Friday, January 28, 2011

"The Sound of Drums"

How does an episode start off kind of all right and end in a cringing disaster that makes you want to kill? When it's the first part of a Doctor Who finale written by RTD, of course! We're abruptly returned to London by virtue of Jack's Vortex Manipulator which is apparently more reliable and accurate than the TARDIS in spite of what the Doctor claimed last episode and it turns out that the Master is Prime Minister. As contrived as this scenario is it isn't too bad, and at least having Martha's family kidnapped by the government is a welcome change from the family set-up we experienced with the Tylers. It's also reassuring to see that the Master's talent for hypnotism is still being utilised. But as with all of these set-ups, so much is time wasting.
We see a journalist telling Lucy Saxon, the wife the Master has for some reason, that her husband isn't real. Well we already know that, and all they do is kill the journalist off anyway. We have an incredibly cheesy cartoon-looking bomb strapped to the back of Martha's television for no reason. There's a lot of footage of the Doctor, Jack and Martha striding around miscellaneous parts of suburban London apparently just so that they can have impressive-looking shots of the Doctor and Jack's overcoats billowing out behind them. There's some nice stuff with the Doctor reminscing about Gallifrey, replete with the Citadel and the classic Time Lord robes and so on, but then there's some weird stuff about 8 year old Time Lord children being taken to look into the Time Vortex with the consequence that some of them go mad which seems a bit unhealthy and which the Doctor claims drove the Master insane, which seems a little simplistic in terms of character development. I mean, by all means add things to the mythology but don't alter what we've already seen from the Master.

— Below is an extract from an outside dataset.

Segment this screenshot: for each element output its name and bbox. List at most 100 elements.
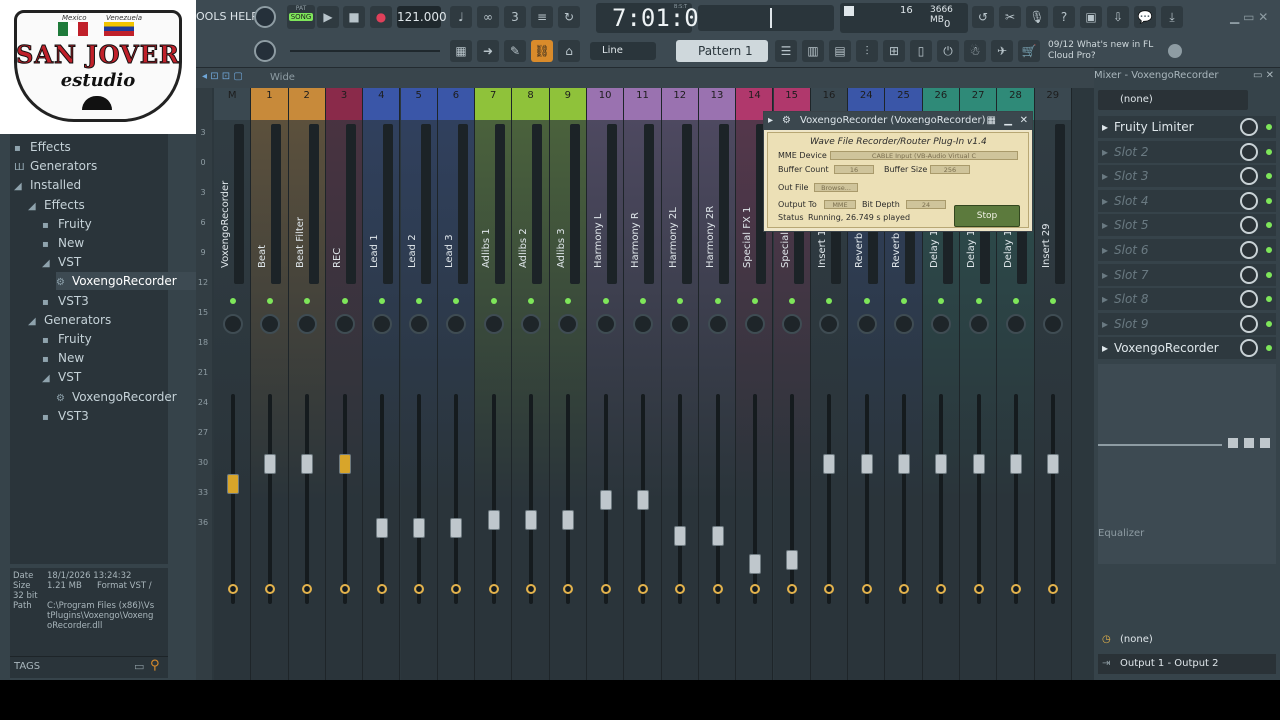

So let's look at the Master. Good grief. Now sort of like David Tennant, don't get me wrong about John Simm. I liked him in Life on Mars, and that proved he can do the grim and brooding stuff very well. This episode also proves that he can do humorous acting quite well. But why did they choose to give this character to the Master of all people? He's ridiculous. I stated in the "Utopia" review that Derek Jacobi's performance was evocative of Ainley, but John Simm's performance isn't evocative of any Master. It's completely out of character. Delgado's Master was a suave and power-hungry diabolical mastermind. The Beevers/Pratt incarnation was cruel and ruthless, desperate to survive. Ainley's was egomaniacal, self-involved, obsessed with destroying the Doctor. Even Eric Roberts portrayed the Master as a calculating and manipulative genius striving to reclaim his former glory. Every time we saw a sinister and ambitious man, scientific and psychological, striving to bend the universe to his will; a man of vanity and little compassion, but also brooding, serious and introspective to the point of pretension. What do we get with this new version? A flamboyant maniac who listens to pop music and has the sound of drumming in his head.
I can't believe they could have butchered the character of the Master so badly but this version is almost unwatchable in its summation of all the worst excesses of RTD's era. People say Ainley was camp and hammy! He had nothing on Simm's Master! I know Simm was told to make his performance zany because they wanted him to ape the Tenth Doctor's sense of humour but I can't think of a worse idea because that in itself is the most irritating, teeth-grindingly cringeworthy aspect of Tennant's performance. What they should have made was a Masterful Master, one who understood the humour but wasn't laughing, who defeated the Doctor at his own game by not participating. Instead they make him this silly homicidal figure evocative of the Joker but without the contrast of order verus chaos. It's childish and dim-witted and overall painful to watch. There are other things too, like why does the Paradox Machine mean a big cage and some pipes around the TARDIS? How was the Master able to do that much conversion work to the TARDIS but couldn't remove the Doctor's temporal link or whatever it was that meant it could only move between 2007 and one hundred trillion? What is the point of doing 'Americans are idiots'? How does UNIT have a flying aircraft carrier? I didn't realise we were watching Sky Captain and the World of Tomorrow. Did the Doctor ever really think that the Master couldn't see through the perception filter? And why on Earth does it play that horrid Voodoo Child song? Did RTD come up with the drums thing just so he could play that? And speaking of which, since when did the Master hear drums?
Then the Master gets the Toclafane to kill one tenth of the Earth's population having aged the Doctor by one hundred years with his 'laser screwdriver'. This is a joke so bad I can't believe they had the gall to make it. What on earth was wrong with the Tissue Compression Eliminator? It was the perfect weapon for the Master, killing people and making them minute in stature to reinforce his ego. It's impossible to take the ending seriously because of how absurd Tennant looks in the old man makeup, especially since we already saw him in much better old man makeup in the hypothetical flash forward in "The Family of Blood".
It's completely ridiculous. A bad story is one thing, but this is not only meaningless but takes a big dump all over well-established concepts and characters of the Classic Series and continues the dumbing-down process of Doctor Who into a valueless pop-cultural soup. What were they thinking?